А главное, что после освобождения Беларуси появится важнейший фактор: заработает свобода. Как общая свобода для государства, так и свобода для труда, для предпринимателей, для людей. Это сильнейший фактор.
Если ты даешь людям свободу и обеспечиваешь достойное вознаграждение за их труд, то многое возможно. Сегодня построена система воровства, поборов, грабежей со стороны Лукашенко, который требует все больше и больше ресурсов для удержания власти.
На что идут эти ресурсы? На репрессивный аппарат. Только за счет насилия и существует этот режим. Когда люди станут свободными, то не так сложно будет реформировать то же сельское хозяйство, потому что колхозный строй настолько уже себя изжил, что просто непонятно, как он еще все держится.
Это фактор номер один: свобода.
Второй фактор — это, конечно, включение интеллектуального потенциала собственного и наших соседей, вообще всех европейских государств. Потому что за эти 30 лет, которые Лукашенко держит страну в колхозном отстойнике, государства в Европе прошли огромный путь и преуспевают. И опыт у них, в том числе и опыт реформ, накоплен богатейший — удачный и неудачный. Просто надо не стесняться спрашивать и не быть самоуверенным, мол, я все знаю, а пользоваться этим опытом, приглашать специалистов, которых вокруг много.
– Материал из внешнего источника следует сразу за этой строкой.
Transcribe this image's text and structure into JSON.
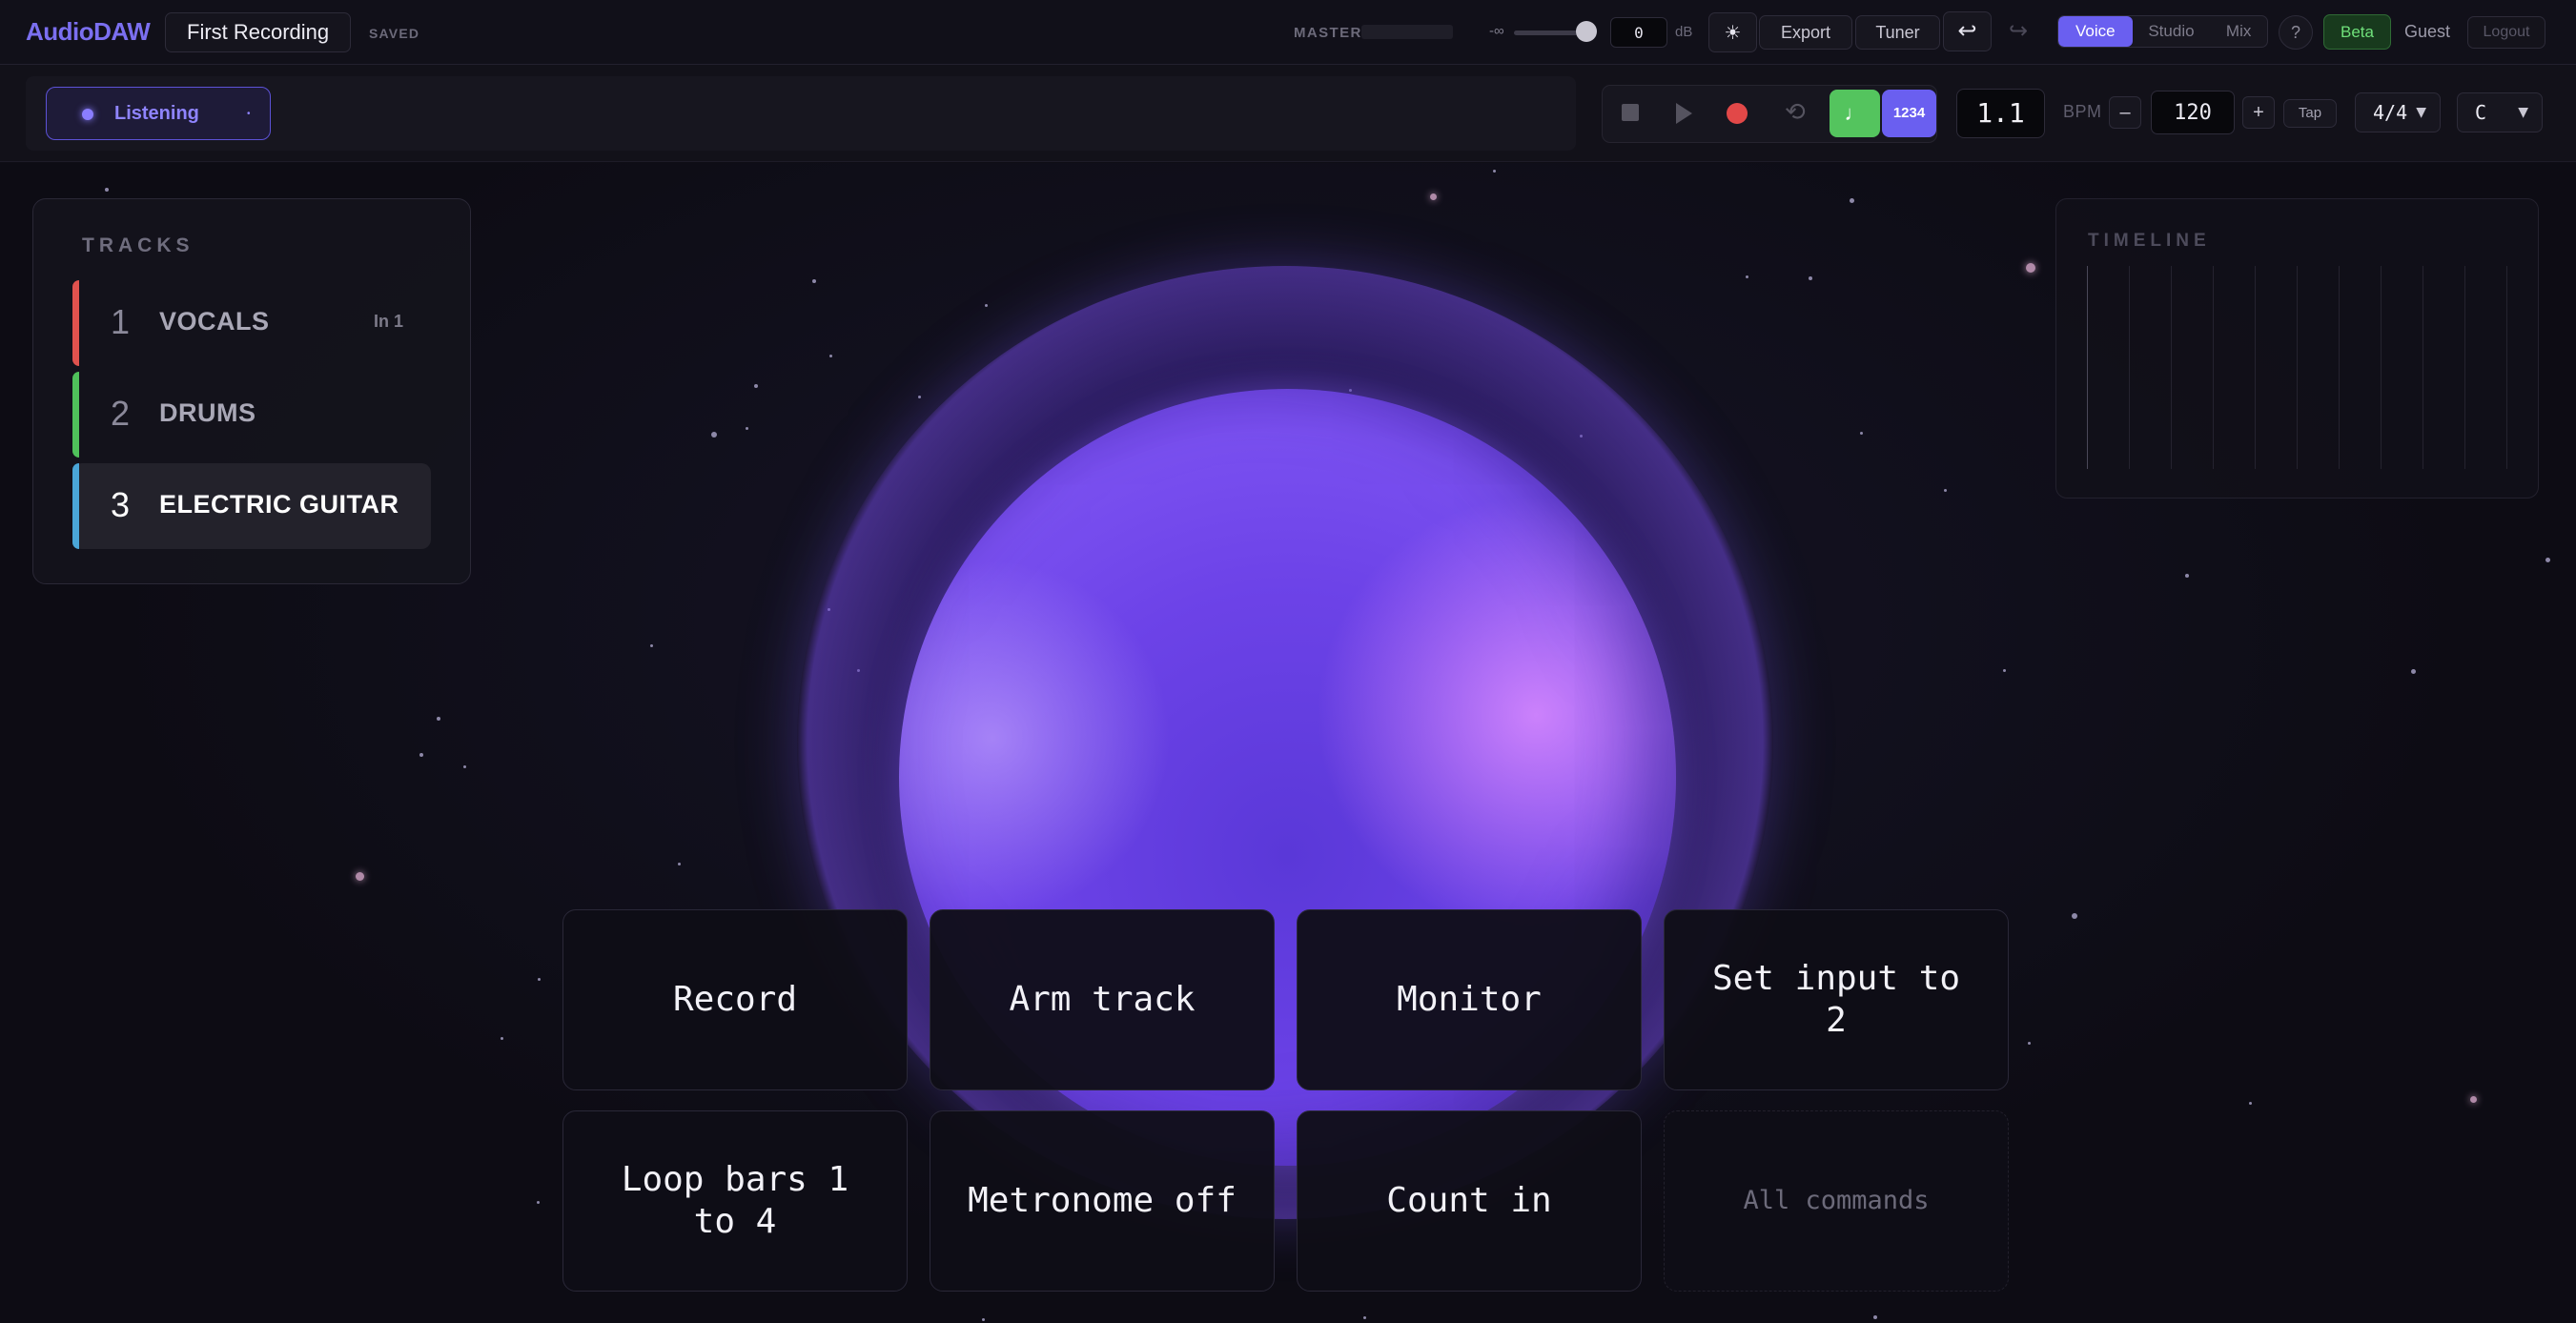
{
  "header": {
    "brand": "AudioDAW",
    "project_title": "First Recording",
    "save_status": "SAVED",
    "master_label": "MASTER",
    "volume_min_label": "-∞",
    "volume_db": "0",
    "db_unit": "dB",
    "export_label": "Export",
    "tuner_label": "Tuner",
    "modes": [
      "Voice",
      "Studio",
      "Mix"
    ],
    "active_mode": "Voice",
    "help_label": "?",
    "beta_label": "Beta",
    "user_label": "Guest",
    "logout_label": "Logout"
  },
  "status": {
    "listening_label": "Listening"
  },
  "transport": {
    "count_in_label": "1234",
    "position": "1.1",
    "bpm_label": "BPM",
    "bpm_minus": "–",
    "bpm_value": "120",
    "bpm_plus": "+",
    "tap_label": "Tap",
    "time_signature": "4/4",
    "key": "C"
  },
  "tracks": {
    "title": "TRACKS",
    "items": [
      {
        "number": "1",
        "name": "VOCALS",
        "input": "In 1",
        "color": "#e0524e"
      },
      {
        "number": "2",
        "name": "DRUMS",
        "input": "",
        "color": "#4fc15a"
      },
      {
        "number": "3",
        "name": "ELECTRIC GUITAR",
        "input": "",
        "color": "#4aa6d8"
      }
    ],
    "selected_index": 2
  },
  "timeline": {
    "title": "TIMELINE"
  },
  "commands": [
    "Record",
    "Arm track",
    "Monitor",
    "Set input to 2",
    "Loop bars 1 to 4",
    "Metronome off",
    "Count in",
    "All commands"
  ],
  "colors": {
    "accent": "#6a5ff0",
    "metronome_active": "#54c45e",
    "record": "#e24848"
  }
}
Не обязательно проходить через «шоковую терапию», как было в Польше. Можно проходить через «бархатную терапию», как в Чехословакии. Можно проходить через реформирование тех же колхозов, как в Литве, реформирование финансовой системы, как в Словакии. Очень богатый опыт вокруг.
И я всегда говорю, что Беларусь в плане реформ обязательно будет естественной историей успеха. Потому что страна управляемая, страна трудолюбивая, в ней высокий образовательный ценз рабочей силы, очень высокая степень ответственности.
Белорусы обладают такими бесценными качествами, что наша страна очень быстро встанет на ноги после обретения свободы. Но для этого надо будет как следует постараться.
— Что было бы для вас самым большим подарком на 70-летие?
— Свободная Беларусь, безусловно. Выше подарка и к дате, и без даты быть не может. Тогда я смогу вернуться домой.
Я ведь считаю, что не в эмиграции нахожусь, у меня просто, как у дипломата, — очередная командировка. Ну да, она затянулась, но все равно я живу как в командировке, после которой вернусь домой.